Entrevista Flashscore a Inês Maia: "Estou a trabalhar na Turquia para representar Portugal"
Inês olhava para o irmão cinco anos mais velho e deixava-se contagiar pelo bichinho do futebol. Os pais acederam ao desejo e os primeiros passos foram dados ao lado dos rapazes. Nunca se sentiu peixe fora de água. Aos 13 anos procurou oportunidades em projetos exclusivamente femininos até viver o drama da rotura de ligamentos. Duas vezes.
A força de vontade, uma estrutura familiar "fantástica" e uma equipa médica e de fisioterapia de "excelência" permitiram que recuperasse a 100%. O sonho estava (novamente) bem presente.

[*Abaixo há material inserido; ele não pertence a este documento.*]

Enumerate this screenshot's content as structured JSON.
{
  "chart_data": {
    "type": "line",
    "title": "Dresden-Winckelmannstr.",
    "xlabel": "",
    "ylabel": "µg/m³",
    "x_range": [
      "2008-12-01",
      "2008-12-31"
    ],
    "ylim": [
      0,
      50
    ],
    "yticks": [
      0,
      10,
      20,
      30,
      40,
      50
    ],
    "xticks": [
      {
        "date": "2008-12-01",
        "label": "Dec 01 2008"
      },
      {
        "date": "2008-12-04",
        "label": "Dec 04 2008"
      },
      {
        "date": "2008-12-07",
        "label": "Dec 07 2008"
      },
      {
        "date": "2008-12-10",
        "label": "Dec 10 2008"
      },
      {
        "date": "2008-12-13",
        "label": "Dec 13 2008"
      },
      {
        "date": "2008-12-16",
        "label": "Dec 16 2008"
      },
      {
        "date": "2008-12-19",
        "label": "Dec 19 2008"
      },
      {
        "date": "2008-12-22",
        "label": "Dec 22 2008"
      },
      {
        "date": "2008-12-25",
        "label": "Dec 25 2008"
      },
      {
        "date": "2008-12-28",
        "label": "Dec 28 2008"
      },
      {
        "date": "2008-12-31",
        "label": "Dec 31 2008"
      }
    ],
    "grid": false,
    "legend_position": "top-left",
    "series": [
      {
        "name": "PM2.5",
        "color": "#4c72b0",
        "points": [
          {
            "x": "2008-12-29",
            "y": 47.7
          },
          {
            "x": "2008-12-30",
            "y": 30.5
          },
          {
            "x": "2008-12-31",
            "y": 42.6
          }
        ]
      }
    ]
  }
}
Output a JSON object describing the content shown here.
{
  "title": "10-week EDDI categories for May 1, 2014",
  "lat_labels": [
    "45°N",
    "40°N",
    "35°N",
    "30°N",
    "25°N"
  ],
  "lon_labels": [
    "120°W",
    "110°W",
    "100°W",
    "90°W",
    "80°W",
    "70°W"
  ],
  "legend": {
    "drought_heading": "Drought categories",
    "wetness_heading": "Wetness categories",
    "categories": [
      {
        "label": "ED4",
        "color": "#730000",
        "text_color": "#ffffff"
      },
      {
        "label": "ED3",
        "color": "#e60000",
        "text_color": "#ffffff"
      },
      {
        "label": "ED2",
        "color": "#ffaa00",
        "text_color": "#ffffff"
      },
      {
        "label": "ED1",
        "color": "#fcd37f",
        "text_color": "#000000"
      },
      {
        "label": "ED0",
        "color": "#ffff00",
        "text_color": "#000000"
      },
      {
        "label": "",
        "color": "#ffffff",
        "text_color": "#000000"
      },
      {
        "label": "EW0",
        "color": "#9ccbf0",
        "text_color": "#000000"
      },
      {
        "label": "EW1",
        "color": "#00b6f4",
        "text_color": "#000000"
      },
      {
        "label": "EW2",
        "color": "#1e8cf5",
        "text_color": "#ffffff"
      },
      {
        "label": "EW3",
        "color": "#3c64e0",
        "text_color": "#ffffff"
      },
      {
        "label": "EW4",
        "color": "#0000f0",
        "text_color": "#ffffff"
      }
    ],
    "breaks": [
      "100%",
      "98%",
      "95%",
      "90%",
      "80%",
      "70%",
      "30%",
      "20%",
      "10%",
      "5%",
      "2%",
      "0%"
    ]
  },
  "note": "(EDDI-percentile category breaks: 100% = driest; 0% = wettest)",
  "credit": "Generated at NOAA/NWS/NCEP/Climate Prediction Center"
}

Aos 16 anos, Inês integrou a primeira equipa sénior no Valadares Gaia e conquistou logo o seu primeiro título, assistindo Guita para o golo do triunfo sobre o Futebol Benfica (0-1), na Supertaça. Seguiu viagem.
Atingiu o estatuto de profissional em Braga, onde conciliou o futebol com o curso de contabilidade, e aos 20 anos já tinha conquistado tudo o que havia para conquistar em Portugal e disputado Liga dos Campeões. Antes da mudança para Istambul, para fora da sua zona de conforto, ainda venceu a Taça de Portugal ao serviço do Famalicão e passou por um momento muito duro do ponto de vista pessoal.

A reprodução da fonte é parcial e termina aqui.